Saunders decides to put River down; a racehorse that can’t be ridden isn’t worth the cost. Thinking back to the war, Siegfried stands up to Saunders and tries to appeal to a sense of humanity. But Saunders has seen too much horror in the war to believe in humanity.

Back at Skeldale House, Siegfried opens up to Mrs. Hall, explaining that Maurice has committed suicide. Siegfried recently had a letter from him, and he seemed happy—but Siegfried worries that he missed something and could have helped him.
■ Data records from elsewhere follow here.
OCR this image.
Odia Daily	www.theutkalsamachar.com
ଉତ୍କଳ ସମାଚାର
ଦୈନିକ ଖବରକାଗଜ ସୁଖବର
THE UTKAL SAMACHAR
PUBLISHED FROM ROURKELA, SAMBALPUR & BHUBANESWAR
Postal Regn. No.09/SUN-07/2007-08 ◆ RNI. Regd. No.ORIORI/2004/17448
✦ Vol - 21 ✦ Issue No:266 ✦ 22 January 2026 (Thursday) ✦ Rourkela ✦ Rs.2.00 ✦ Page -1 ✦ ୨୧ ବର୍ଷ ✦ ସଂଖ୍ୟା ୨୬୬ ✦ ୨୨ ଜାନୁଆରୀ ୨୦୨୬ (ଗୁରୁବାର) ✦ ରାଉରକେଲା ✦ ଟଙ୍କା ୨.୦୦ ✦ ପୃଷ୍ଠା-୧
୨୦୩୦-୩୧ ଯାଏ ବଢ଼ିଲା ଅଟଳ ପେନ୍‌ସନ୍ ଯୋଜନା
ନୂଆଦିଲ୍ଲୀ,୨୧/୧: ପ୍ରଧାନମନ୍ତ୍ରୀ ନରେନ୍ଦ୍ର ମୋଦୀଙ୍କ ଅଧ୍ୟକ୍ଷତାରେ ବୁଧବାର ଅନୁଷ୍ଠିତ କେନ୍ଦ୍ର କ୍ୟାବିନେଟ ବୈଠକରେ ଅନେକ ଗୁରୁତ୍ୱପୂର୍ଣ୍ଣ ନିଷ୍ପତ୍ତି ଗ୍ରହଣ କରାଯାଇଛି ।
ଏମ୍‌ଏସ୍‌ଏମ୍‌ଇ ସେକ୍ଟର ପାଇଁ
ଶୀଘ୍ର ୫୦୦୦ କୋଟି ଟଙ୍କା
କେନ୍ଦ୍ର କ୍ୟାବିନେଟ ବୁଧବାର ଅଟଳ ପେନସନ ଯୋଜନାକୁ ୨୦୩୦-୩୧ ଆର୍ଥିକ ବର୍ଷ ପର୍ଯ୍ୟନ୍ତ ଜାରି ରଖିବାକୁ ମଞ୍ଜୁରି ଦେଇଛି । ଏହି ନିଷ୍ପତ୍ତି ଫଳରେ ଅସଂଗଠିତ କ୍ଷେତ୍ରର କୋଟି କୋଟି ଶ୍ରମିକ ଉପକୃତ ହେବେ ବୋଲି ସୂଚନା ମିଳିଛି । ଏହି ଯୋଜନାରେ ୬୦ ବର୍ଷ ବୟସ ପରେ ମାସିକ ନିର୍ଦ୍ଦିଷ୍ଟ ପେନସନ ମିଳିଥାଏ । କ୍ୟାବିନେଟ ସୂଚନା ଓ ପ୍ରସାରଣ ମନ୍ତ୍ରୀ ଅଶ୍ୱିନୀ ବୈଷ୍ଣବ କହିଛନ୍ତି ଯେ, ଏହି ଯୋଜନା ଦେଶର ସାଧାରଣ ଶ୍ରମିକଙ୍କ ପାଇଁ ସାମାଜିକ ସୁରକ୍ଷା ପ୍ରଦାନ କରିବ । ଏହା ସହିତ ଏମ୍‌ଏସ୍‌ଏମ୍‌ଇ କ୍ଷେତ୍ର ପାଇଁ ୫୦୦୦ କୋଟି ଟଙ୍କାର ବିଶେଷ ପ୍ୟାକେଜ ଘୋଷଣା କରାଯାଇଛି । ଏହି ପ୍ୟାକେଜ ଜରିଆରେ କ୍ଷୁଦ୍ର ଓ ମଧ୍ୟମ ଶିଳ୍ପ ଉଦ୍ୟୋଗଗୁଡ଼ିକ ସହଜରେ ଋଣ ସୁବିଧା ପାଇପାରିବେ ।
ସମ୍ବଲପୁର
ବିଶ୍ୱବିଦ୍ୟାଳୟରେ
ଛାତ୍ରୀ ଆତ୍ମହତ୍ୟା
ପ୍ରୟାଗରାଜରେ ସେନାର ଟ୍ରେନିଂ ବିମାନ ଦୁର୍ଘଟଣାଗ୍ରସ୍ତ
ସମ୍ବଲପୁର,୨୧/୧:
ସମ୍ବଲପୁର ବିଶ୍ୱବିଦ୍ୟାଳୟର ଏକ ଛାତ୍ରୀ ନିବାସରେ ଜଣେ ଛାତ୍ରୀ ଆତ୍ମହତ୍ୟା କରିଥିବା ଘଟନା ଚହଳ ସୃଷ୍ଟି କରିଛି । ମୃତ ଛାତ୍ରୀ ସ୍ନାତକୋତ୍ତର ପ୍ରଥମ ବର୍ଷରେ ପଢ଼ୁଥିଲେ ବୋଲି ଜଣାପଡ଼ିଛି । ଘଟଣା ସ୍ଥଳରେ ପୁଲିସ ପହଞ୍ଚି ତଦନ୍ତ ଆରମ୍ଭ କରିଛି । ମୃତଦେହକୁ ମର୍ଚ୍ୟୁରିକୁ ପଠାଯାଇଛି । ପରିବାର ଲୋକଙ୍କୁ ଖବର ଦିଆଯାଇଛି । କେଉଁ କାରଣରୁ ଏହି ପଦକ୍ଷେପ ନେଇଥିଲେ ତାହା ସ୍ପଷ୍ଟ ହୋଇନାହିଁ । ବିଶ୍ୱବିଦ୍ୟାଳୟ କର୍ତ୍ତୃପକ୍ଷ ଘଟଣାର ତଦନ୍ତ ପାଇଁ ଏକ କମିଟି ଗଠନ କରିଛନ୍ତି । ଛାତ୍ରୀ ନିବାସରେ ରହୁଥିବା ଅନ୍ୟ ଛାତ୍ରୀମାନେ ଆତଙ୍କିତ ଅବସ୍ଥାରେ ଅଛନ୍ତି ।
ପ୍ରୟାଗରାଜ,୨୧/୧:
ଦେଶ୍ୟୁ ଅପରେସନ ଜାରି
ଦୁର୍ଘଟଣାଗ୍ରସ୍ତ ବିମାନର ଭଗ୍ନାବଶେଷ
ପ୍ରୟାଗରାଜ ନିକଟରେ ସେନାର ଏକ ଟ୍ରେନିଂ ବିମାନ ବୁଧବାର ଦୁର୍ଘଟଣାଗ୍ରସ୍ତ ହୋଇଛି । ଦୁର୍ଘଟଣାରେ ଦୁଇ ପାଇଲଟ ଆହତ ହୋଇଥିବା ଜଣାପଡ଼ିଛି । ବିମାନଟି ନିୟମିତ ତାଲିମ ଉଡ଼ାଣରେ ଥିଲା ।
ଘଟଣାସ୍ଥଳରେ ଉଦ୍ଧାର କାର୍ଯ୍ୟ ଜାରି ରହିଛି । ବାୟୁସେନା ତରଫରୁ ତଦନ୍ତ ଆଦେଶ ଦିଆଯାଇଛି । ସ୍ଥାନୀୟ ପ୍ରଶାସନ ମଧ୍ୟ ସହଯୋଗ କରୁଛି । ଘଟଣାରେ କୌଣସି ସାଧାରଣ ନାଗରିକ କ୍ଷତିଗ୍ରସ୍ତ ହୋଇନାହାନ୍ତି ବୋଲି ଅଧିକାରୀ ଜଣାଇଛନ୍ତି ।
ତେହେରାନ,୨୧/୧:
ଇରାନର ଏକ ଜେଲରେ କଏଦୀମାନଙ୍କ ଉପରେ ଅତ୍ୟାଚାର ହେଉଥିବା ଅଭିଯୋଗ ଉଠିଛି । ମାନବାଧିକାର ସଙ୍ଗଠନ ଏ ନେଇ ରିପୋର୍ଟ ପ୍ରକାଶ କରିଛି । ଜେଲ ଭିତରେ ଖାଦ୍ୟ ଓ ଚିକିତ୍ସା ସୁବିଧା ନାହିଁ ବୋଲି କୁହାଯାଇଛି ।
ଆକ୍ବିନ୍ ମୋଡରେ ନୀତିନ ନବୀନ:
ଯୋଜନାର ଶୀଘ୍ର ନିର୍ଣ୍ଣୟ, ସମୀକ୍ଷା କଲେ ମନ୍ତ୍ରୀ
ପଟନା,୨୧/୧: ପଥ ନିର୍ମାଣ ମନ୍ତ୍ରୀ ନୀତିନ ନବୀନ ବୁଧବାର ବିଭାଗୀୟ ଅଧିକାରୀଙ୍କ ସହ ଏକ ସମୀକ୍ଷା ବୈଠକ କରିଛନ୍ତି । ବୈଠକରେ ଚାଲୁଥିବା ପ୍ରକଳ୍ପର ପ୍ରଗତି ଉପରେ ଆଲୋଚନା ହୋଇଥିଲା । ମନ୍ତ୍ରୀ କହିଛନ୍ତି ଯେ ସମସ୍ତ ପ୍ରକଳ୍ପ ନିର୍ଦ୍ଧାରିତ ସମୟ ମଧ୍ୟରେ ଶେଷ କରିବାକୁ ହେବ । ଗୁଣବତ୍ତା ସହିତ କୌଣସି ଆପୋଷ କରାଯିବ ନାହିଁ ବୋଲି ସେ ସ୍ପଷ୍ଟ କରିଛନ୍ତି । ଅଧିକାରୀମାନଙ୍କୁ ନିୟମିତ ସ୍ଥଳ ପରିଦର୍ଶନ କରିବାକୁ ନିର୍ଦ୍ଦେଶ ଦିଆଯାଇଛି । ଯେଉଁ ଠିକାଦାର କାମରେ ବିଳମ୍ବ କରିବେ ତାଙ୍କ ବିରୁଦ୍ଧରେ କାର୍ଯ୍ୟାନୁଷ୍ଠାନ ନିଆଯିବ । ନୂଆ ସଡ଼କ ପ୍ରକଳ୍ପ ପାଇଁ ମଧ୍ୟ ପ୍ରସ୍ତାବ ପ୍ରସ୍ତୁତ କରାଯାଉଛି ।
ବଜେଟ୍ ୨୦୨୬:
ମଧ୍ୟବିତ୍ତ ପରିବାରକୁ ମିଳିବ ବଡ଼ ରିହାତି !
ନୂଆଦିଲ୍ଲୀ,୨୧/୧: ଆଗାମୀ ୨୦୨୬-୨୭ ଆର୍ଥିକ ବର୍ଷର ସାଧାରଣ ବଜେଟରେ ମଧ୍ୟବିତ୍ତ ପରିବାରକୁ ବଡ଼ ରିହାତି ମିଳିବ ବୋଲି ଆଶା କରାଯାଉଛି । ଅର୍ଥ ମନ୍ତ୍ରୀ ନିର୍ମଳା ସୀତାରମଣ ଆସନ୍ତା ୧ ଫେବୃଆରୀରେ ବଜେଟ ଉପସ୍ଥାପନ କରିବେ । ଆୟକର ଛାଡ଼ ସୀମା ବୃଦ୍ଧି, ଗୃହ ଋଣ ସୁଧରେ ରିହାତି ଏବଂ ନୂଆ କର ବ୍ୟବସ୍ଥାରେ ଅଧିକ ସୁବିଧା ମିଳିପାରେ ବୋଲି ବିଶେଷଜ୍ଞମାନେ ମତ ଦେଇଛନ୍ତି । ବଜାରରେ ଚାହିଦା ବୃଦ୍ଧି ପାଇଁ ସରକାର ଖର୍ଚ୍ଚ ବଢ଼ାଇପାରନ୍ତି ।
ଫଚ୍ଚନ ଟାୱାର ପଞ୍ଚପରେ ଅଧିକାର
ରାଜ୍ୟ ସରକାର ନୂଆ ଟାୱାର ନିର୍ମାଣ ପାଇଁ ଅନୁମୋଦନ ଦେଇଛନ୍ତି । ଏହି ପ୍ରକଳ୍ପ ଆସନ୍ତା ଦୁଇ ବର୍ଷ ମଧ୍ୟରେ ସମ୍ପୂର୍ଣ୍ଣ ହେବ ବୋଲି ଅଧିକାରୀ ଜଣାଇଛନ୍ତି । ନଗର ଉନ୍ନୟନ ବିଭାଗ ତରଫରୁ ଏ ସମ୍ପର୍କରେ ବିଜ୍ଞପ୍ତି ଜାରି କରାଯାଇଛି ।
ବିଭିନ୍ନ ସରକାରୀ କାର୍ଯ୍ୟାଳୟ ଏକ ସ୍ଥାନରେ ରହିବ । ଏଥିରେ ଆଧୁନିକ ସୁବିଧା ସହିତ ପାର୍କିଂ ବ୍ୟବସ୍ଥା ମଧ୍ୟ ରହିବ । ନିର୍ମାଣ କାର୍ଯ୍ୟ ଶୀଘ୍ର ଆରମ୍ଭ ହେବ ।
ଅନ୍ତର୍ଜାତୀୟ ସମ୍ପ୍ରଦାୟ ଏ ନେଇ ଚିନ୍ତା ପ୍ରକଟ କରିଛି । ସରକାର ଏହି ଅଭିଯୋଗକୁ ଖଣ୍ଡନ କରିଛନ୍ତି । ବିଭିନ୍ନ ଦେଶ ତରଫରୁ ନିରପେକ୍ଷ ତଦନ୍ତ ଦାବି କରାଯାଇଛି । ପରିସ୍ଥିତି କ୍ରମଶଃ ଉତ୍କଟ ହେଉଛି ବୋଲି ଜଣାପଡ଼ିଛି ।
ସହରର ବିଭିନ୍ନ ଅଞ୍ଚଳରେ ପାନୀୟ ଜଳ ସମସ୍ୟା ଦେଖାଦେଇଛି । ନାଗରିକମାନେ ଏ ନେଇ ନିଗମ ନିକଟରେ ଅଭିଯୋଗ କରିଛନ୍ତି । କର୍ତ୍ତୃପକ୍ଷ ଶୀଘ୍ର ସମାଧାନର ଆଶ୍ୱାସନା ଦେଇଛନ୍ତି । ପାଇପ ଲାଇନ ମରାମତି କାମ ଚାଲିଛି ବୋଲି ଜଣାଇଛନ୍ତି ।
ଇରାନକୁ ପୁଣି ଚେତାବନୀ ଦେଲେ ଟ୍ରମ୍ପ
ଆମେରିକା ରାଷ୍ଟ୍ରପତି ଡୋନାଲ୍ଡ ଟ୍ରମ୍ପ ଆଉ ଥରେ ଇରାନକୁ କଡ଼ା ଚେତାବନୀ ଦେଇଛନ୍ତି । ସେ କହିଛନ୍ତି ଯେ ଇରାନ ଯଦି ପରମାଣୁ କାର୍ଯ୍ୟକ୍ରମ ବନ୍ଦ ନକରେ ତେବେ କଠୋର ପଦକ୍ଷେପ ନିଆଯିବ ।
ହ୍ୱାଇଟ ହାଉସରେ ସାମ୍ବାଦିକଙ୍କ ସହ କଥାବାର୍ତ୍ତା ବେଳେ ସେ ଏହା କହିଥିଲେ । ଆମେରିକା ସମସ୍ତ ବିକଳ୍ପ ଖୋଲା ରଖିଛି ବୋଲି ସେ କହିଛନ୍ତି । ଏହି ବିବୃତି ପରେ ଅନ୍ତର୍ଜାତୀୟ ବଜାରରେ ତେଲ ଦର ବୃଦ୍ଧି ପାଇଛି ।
The next morning, Siegfried is conciliatory and apologetic to everyone for his recent behavior, especially towards Helen. He realizes from the scratches on everyone’s faces that Tristan’s new sedative doesn’t work, but calmly dismisses it. He then asks Tristan to drive him to Saunders’ estate, to put down River.

On the way, Tristan asks his brother if he’s alright. None of us is, given the state of the world, Siegfried replies—but Tristan is blissfully ignorant and happy. He offers to start taking on night calls, and Siegfried agrees to install a phone in his room that very day.

As Siegfried prepares to euthanize River, a stable hand walks in with a crop, agitating River. Siegfried decides that he can’t give up on the horse, and insists on helping it recover, slowly, over time. He didn’t help Maurice, but he can help River. He saddles up the horse and rides free across the dales.